Focus on Education
Community Pilot Project Highlights
Over the course of the last few years, the IMPACT 20/20 Education Taskforce has piloted projects in several northwest Minnesota communities, seeking to accomplish two goals: (1) to improve four-year on-time graduation rates in the region’s high schools; and (2) to increase the number of college students obtaining two- and four-year degrees from local institutions. Through implementation of these pilot projects, the taskforce has established best practices, and seen several leading indicators that demonstrate the promise of achieving their goals.
The communities of Bemidji, Park Rapids, and Thief River Falls were among the first pilot projects:
The Bemidji project focused on developing a success plan for each high school freshman in an effort to guide their learning through 12th grade. The unique feature of this pilot was the significant role that volunteer mentors played in working with students.
The Park Rapids project focused on developing a success plans for middle-school students. The unique feature of this pilot was that it focused exclusively on students who exhibited behavior(s) that indicated they might be less likely to graduate.
The Thief River Falls project focused on developing a success plan that included work, education, and life skill elements. The unique feature of this pilot was the establishment of a corporate-community council, which identified ways education and business can work together to prepare students for college and career and workforce opportunities.
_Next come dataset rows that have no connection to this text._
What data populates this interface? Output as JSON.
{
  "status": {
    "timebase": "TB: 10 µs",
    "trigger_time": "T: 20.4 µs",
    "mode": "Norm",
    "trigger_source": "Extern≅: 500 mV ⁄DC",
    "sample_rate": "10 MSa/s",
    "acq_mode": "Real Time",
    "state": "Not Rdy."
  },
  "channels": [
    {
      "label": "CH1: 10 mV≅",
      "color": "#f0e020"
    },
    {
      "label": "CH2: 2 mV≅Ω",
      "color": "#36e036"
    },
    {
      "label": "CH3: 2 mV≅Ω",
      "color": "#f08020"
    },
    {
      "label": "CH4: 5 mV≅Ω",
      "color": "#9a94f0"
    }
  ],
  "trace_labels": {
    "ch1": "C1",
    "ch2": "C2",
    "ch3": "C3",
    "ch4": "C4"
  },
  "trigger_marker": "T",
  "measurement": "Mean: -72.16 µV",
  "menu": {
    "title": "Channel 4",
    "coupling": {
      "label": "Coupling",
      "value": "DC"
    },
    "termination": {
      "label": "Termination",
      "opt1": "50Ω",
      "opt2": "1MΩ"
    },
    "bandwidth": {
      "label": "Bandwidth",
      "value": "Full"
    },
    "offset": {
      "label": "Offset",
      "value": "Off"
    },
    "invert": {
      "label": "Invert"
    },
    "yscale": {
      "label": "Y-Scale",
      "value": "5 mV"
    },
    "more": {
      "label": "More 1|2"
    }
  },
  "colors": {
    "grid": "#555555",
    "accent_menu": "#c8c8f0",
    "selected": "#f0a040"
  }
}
Other schools with pilot projects include Mahnomen-Naytahwaush, Crookston, Fisher, Fertile-Beltrami, and Win-E-Mac.
IMPACT 20/20 Education Model
Although each community pilot is unique, the core objective of each is a student success plan. Additional objectives include course planning, college planning, career planning, mentoring, and interventions when appropriate.
In addition to bringing established best practices, IMPACT 20/20 brings staffing resources. Contracted staff work with multiple schools, effectively leveraging limited funds and bridging the resource gap that is being experienced in high schools throughout our region.
IMPACT 20/20 Successes
A few of the successes that IMPACT 20/20 has seen include:
Two hundred students at Bemidji High School are receiving mentoring from a community volunteer and have developed a success plan.
One-hundred-seventy community volunteers are mentoring students in Bemidji.
The Bemidji pilot reports improvements in attendance and on the Children’s HOPE Scale test results, strong indicators of future success.
In the 2012-2013 school year, 47 percent of the Crookston High School sCrookston students fill out college applicationsenior class filled out a college application as a direct result of IMPACT 20/20’s intervention (in addition to seniors who had already filled out an application).
In the 2012-2013 school year, 12 percent of the Crookston High School sophomore class enrolled in college courses their junior year, either as part- or full-time PSEO students.
In Park Rapids, a school within a school is in place to address needs of students who are perceived to be at-risk of not graduating.
As many as 78 Park Rapids students are receiving intensive math and reading help, mentoring and other services, in any given single school year.
The Mahnomen-Naytahwaush project is implementing a Character Challenge course, a dance and seventh-grade orientation that brings sixth-graders from both communities together.
Sixth-graders from Naytahwaush are participating in football, basketball, cheerleading, and a 5K run in Mahnomen.
A Senior Focus class was developed and is being implemented at Lincoln High School (LHS) in Thief River Falls, focusing on instilling a “college-going mentality” and on college financial and admissions preparedness.
Each year, approximately 60 LHS students are being engaged in an internship experience and given the opportunity to explore a career of interest.
In the 2010-2011 school year, 100 LHS juniors and seniors participated in PSEO courses, which includes courses offered through College in the High School, a large majority of which are through Northland Community and Technical College.
LHS students have benefitted from a high-level of engagement and support from the Digi-Key Corporation – this includes donated human resources and financial resources.